Boeing was once the world's largest commercial airplane maker, but, now, that accolade has been taken by its rival, Airbus . Today, Boeing has one narrowbody body aircraft family, the Boeing 737 , and three widebody families in production, the 767, 787, and 777. However, there is a midsized gap that the Boeing 757 once filled.
Boeing was also once one of the leading space companies. However, startups like SpaceX have wreaked havoc upon its space business. At the same time, the Airbus A321XLR is filling the mid-range commercial aircraft market, and startups like JetZero are looking to unseat Boeing in its core business.

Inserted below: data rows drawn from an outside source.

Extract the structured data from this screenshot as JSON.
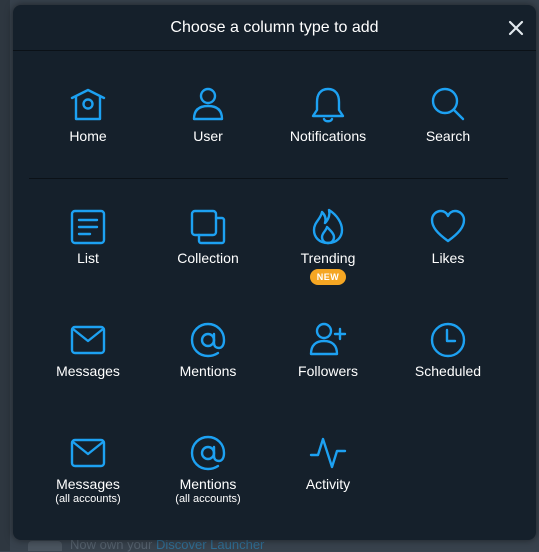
{
  "background": {
    "text_prefix": "Now own your",
    "text_link": "Discover Launcher",
    "colors": {
      "modal_bg": "#15202b",
      "accent": "#1da1f2",
      "badge": "#f5a623"
    }
  },
  "modal": {
    "title": "Choose a column type to add",
    "close_label": "×"
  },
  "columns": [
    {
      "id": "home",
      "label": "Home",
      "icon": "home-icon"
    },
    {
      "id": "user",
      "label": "User",
      "icon": "user-icon"
    },
    {
      "id": "notifications",
      "label": "Notifications",
      "icon": "bell-icon"
    },
    {
      "id": "search",
      "label": "Search",
      "icon": "search-icon"
    },
    {
      "id": "list",
      "label": "List",
      "icon": "list-icon"
    },
    {
      "id": "collection",
      "label": "Collection",
      "icon": "collection-icon"
    },
    {
      "id": "trending",
      "label": "Trending",
      "icon": "flame-icon",
      "badge": "NEW"
    },
    {
      "id": "likes",
      "label": "Likes",
      "icon": "heart-icon"
    },
    {
      "id": "messages",
      "label": "Messages",
      "icon": "envelope-icon"
    },
    {
      "id": "mentions",
      "label": "Mentions",
      "icon": "at-icon"
    },
    {
      "id": "followers",
      "label": "Followers",
      "icon": "user-plus-icon"
    },
    {
      "id": "scheduled",
      "label": "Scheduled",
      "icon": "clock-icon"
    },
    {
      "id": "messages_all",
      "label": "Messages",
      "sublabel": "(all accounts)",
      "icon": "envelope-icon"
    },
    {
      "id": "mentions_all",
      "label": "Mentions",
      "sublabel": "(all accounts)",
      "icon": "at-icon"
    },
    {
      "id": "activity",
      "label": "Activity",
      "icon": "activity-icon"
    }
  ]
}
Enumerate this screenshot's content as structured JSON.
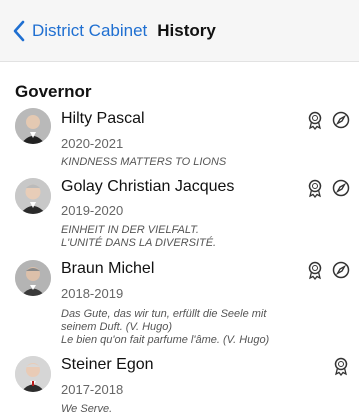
{
  "nav": {
    "back_label": "District Cabinet",
    "title": "History"
  },
  "section": {
    "title": "Governor"
  },
  "governors": [
    {
      "name": "Hilty Pascal",
      "years": "2020-2021",
      "motto_lines": [
        "KINDNESS MATTERS TO LIONS"
      ],
      "icons": [
        "award-ribbon-icon",
        "compass-icon"
      ]
    },
    {
      "name": "Golay Christian Jacques",
      "years": "2019-2020",
      "motto_lines": [
        "EINHEIT IN DER VIELFALT.",
        "L'UNITÉ DANS LA DIVERSITÉ."
      ],
      "icons": [
        "award-ribbon-icon",
        "compass-icon"
      ]
    },
    {
      "name": "Braun Michel",
      "years": "2018-2019",
      "motto_lines": [
        "Das Gute, das wir tun, erfüllt die Seele mit",
        "seinem Duft. (V. Hugo)",
        "Le bien qu'on fait parfume l'âme. (V. Hugo)"
      ],
      "icons": [
        "award-ribbon-icon",
        "compass-icon"
      ]
    },
    {
      "name": "Steiner Egon",
      "years": "2017-2018",
      "motto_lines": [
        "We Serve."
      ],
      "icons": [
        "award-ribbon-icon"
      ]
    }
  ],
  "colors": {
    "accent": "#1f6fd1",
    "navbar_bg": "#f6f6f6"
  }
}
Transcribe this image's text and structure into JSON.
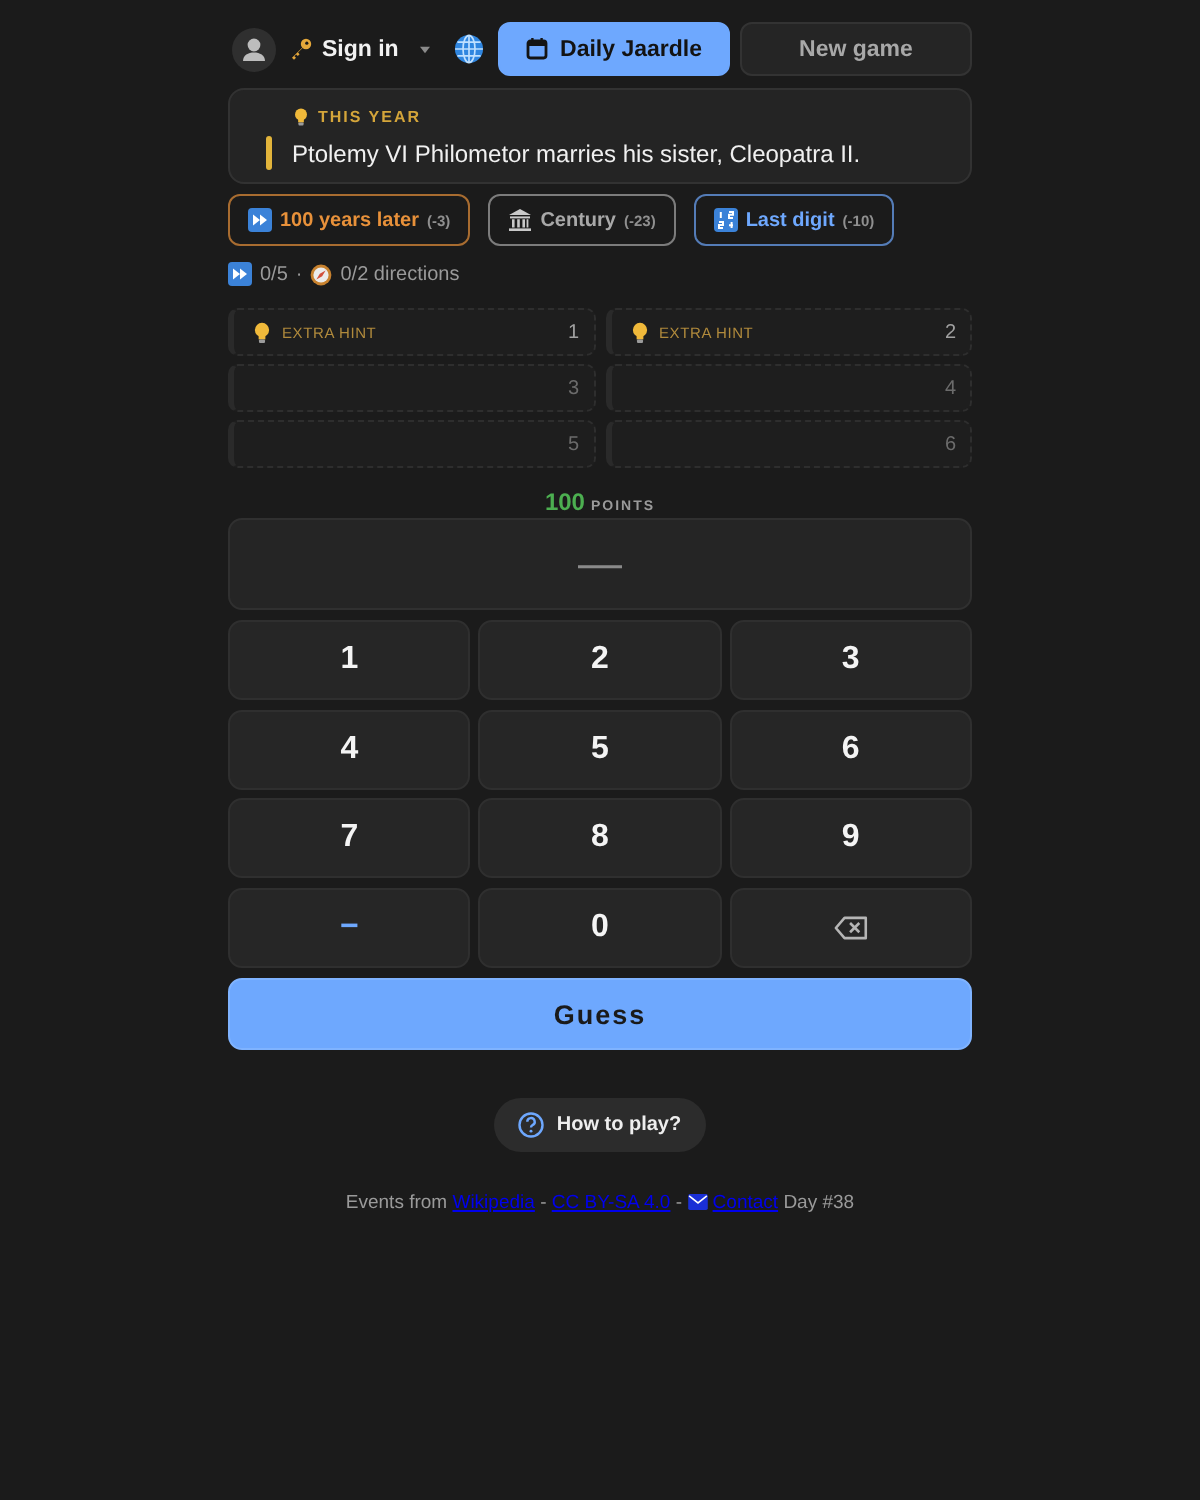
{
  "header": {
    "sign_in": "Sign in",
    "modes": [
      {
        "kind": "daily",
        "label": "Daily Jaardle",
        "selected": true
      },
      {
        "kind": "new",
        "label": "New game",
        "selected": false
      }
    ]
  },
  "event_card": {
    "label": "THIS YEAR",
    "text": "Ptolemy VI Philometor marries his sister, Cleopatra II."
  },
  "hint_buttons": [
    {
      "kind": "later",
      "label": "100 years later",
      "cost": "(-3)",
      "color": "#e8913a"
    },
    {
      "kind": "century",
      "label": "Century",
      "cost": "(-23)",
      "color": "#a8a8a8"
    },
    {
      "kind": "digit",
      "label": "Last digit",
      "cost": "(-10)",
      "color": "#6ea8fe"
    }
  ],
  "progress": {
    "skips": "0/5",
    "separator": "·",
    "directions": "0/2 directions"
  },
  "extra_hints": [
    {
      "label": "EXTRA HINT",
      "number": "1"
    },
    {
      "label": "EXTRA HINT",
      "number": "2"
    },
    {
      "number": "3"
    },
    {
      "number": "4"
    },
    {
      "number": "5"
    },
    {
      "number": "6"
    }
  ],
  "points": {
    "value": "100",
    "unit": "POINTS"
  },
  "answer": {
    "placeholder": "—"
  },
  "keypad": [
    {
      "kind": "digit",
      "label": "1"
    },
    {
      "kind": "digit",
      "label": "2"
    },
    {
      "kind": "digit",
      "label": "3"
    },
    {
      "kind": "digit",
      "label": "4"
    },
    {
      "kind": "digit",
      "label": "5"
    },
    {
      "kind": "digit",
      "label": "6"
    },
    {
      "kind": "digit",
      "label": "7"
    },
    {
      "kind": "digit",
      "label": "8"
    },
    {
      "kind": "digit",
      "label": "9"
    },
    {
      "kind": "sign",
      "label": "−"
    },
    {
      "kind": "digit",
      "label": "0"
    },
    {
      "kind": "backspace"
    }
  ],
  "guess_button": "Guess",
  "help_button": "How to play?",
  "footer": [
    {
      "kind": "text",
      "text": "Events from"
    },
    {
      "kind": "link",
      "text": "Wikipedia"
    },
    {
      "kind": "text",
      "text": "-"
    },
    {
      "kind": "link",
      "text": "CC BY-SA 4.0"
    },
    {
      "kind": "text",
      "text": "-"
    },
    {
      "kind": "envelope"
    },
    {
      "kind": "link",
      "text": "Contact"
    },
    {
      "kind": "text",
      "text": "Day #38"
    }
  ]
}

Boeing's midsized aircraft gap Boeing once served the midsized market with its long Boeing 757 medium-range narrowbody airliner and the related Boeing 767 widebody airliner. However, the Boeing 757 went out of production in 2004 after 1,050 units had been delivered. Meanwhile, the Boeing 767 is aging, and airlines stopped ordering passenger variants for it long ago.
Production of the 767 is sustained by demand for freighter variants and the militarized KC-46A Pegasus aerial tanker variant . This leaves Boeing with three aircraft families in production as passenger jets, the 737, 787, and 777. Boeing is trying to fill some of the midmarket gap with larger variants of the 737, like the MAX 10 and the smaller 787-8 Dreamliner variant.
These are the largest and smallest variants of their respective families. In a typical two-class configuration, the MAX 9 carries u.